As the Chelsea fully reopens this summer, the ratio of hotel guests to residents won’t fluctuate much. Unlike some of their predecessors, the hotel’s owners have factored existing tenants into their long-range plans. “These are people who’ve lived here a long time, they view it as their home—I understand that,” says Ira Drukier, the partner who has dealt most directly with residents. “I like the mix.”

Rooms feature 300-thread-count sheets.



Photo:

Annie Schlechter/Hotel Chelsea

An early proposal to sell condos was scrapped. “I didn’t like the idea of having this incredible piece of New York history and then just selling off parts of it,” says MacPherson.
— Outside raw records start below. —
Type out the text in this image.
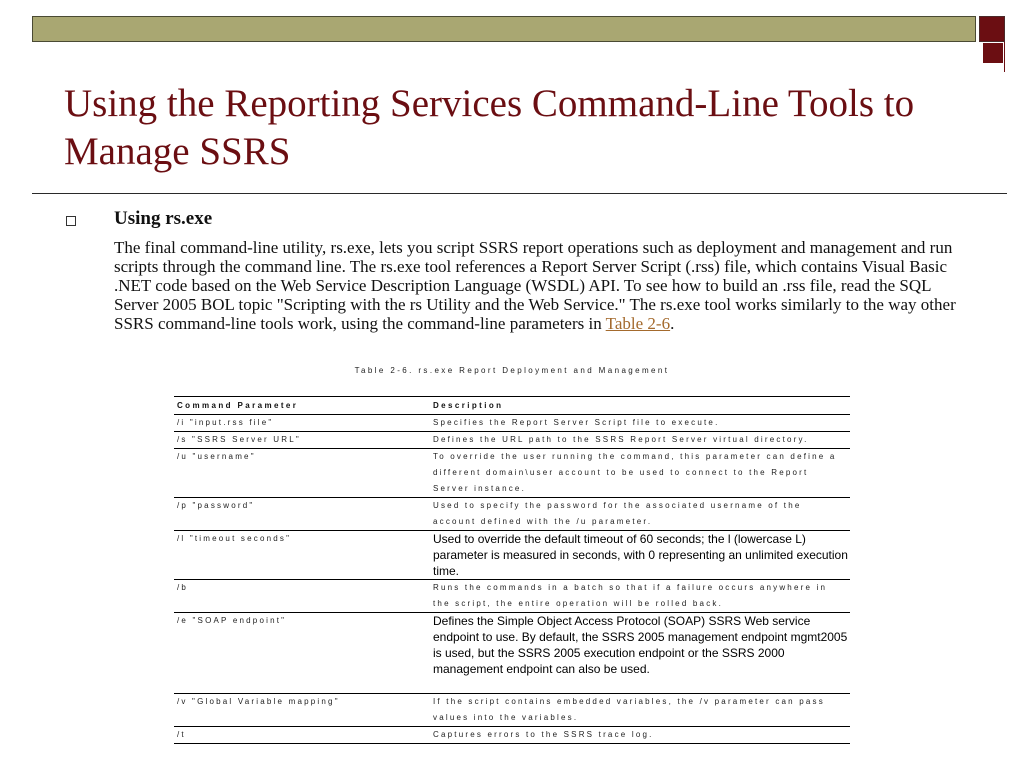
Using the Reporting Services Command-Line Tools to Manage SSRS
Using rs.exe

The final command-line utility, rs.exe, lets you script SSRS report operations such as deployment and management and run scripts through the command line. The rs.exe tool references a Report Server Script (.rss) file, which contains Visual Basic .NET code based on the Web Service Description Language (WSDL) API. To see how to build an .rss file, read the SQL Server 2005 BOL topic "Scripting with the rs Utility and the Web Service." The rs.exe tool works similarly to the way other SSRS command-line tools work, using the command-line parameters in Table 2-6.

Table 2-6. rs.exe Report Deployment and Management

Command Parameter	Description
/i "input.rss file"	Specifies the Report Server Script file to execute.
/s "SSRS Server URL"	Defines the URL path to the SSRS Report Server virtual directory.
/u "username"	To override the user running the command, this parameter can define a different domain\user account to be used to connect to the Report Server instance.
/p "password"	Used to specify the password for the associated username of the account defined with the /u parameter.
/l "timeout seconds"	Used to override the default timeout of 60 seconds; the l (lowercase L) parameter is measured in seconds, with 0 representing an unlimited execution time.
/b	Runs the commands in a batch so that if a failure occurs anywhere in the script, the entire operation will be rolled back.
/e "SOAP endpoint"	Defines the Simple Object Access Protocol (SOAP) SSRS Web service endpoint to use. By default, the SSRS 2005 management endpoint mgmt2005 is used, but the SSRS 2005 execution endpoint or the SSRS 2000 management endpoint can also be used.
/v "Global Variable mapping"	If the script contains embedded variables, the /v parameter can pass values into the variables.
/t	Captures errors to the SSRS trace log.
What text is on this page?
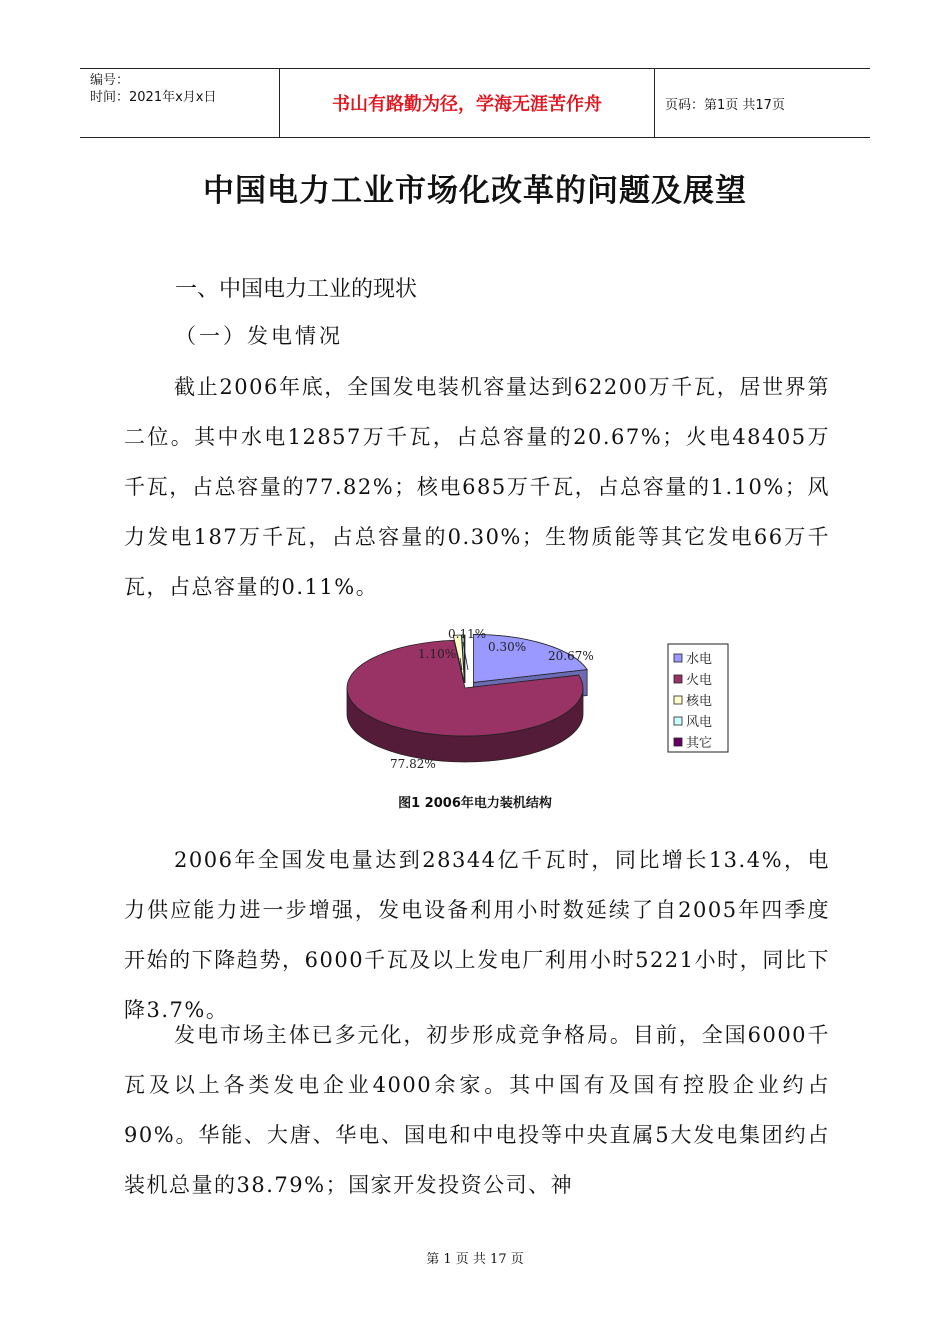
编号：
时间：2021年x月x日	书山有路勤为径，学海无涯苦作舟	页码：第1页 共17页
中国电力工业市场化改革的问题及展望
一、中国电力工业的现状
（一）发电情况

截止2006年底，全国发电装机容量达到62200万千瓦，居世界第二位。其中水电12857万千瓦，占总容量的20.67%；火电48405万千瓦，占总容量的77.82%；核电685万千瓦，占总容量的1.10%；风力发电187万千瓦，占总容量的0.30%；生物质能等其它发电66万千瓦，占总容量的0.11%。

20.67%
77.82%
1.10%	0.30%
0.11%
水电
火电
核电
风电
其它
图1 2006年电力装机结构

2006年全国发电量达到28344亿千瓦时，同比增长13.4%，电力供应能力进一步增强，发电设备利用小时数延续了自2005年四季度开始的下降趋势，6000千瓦及以上发电厂利用小时5221小时，同比下降3.7%。

发电市场主体已多元化，初步形成竞争格局。目前，全国6000千瓦及以上各类发电企业4000余家。其中国有及国有控股企业约占90%。华能、大唐、华电、国电和中电投等中央直属5大发电集团约占装机总量的38.79%；国家开发投资公司、神

第 1 页 共 17 页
Guests will be able to choose from a range of room types, from spacious apartments with full kitchens, some available as long-stay hotel rooms, to narrow spaces with barely enough room for a bed.

“We have a few very small rooms. We did that intentionally, just to try and maintain that sort of cafe society mix of all these different walks of life,” says MacPherson. “We tried to, if not maintain, at least honor the soul and history of the Chelsea…all of us have worked very hard to get it right.”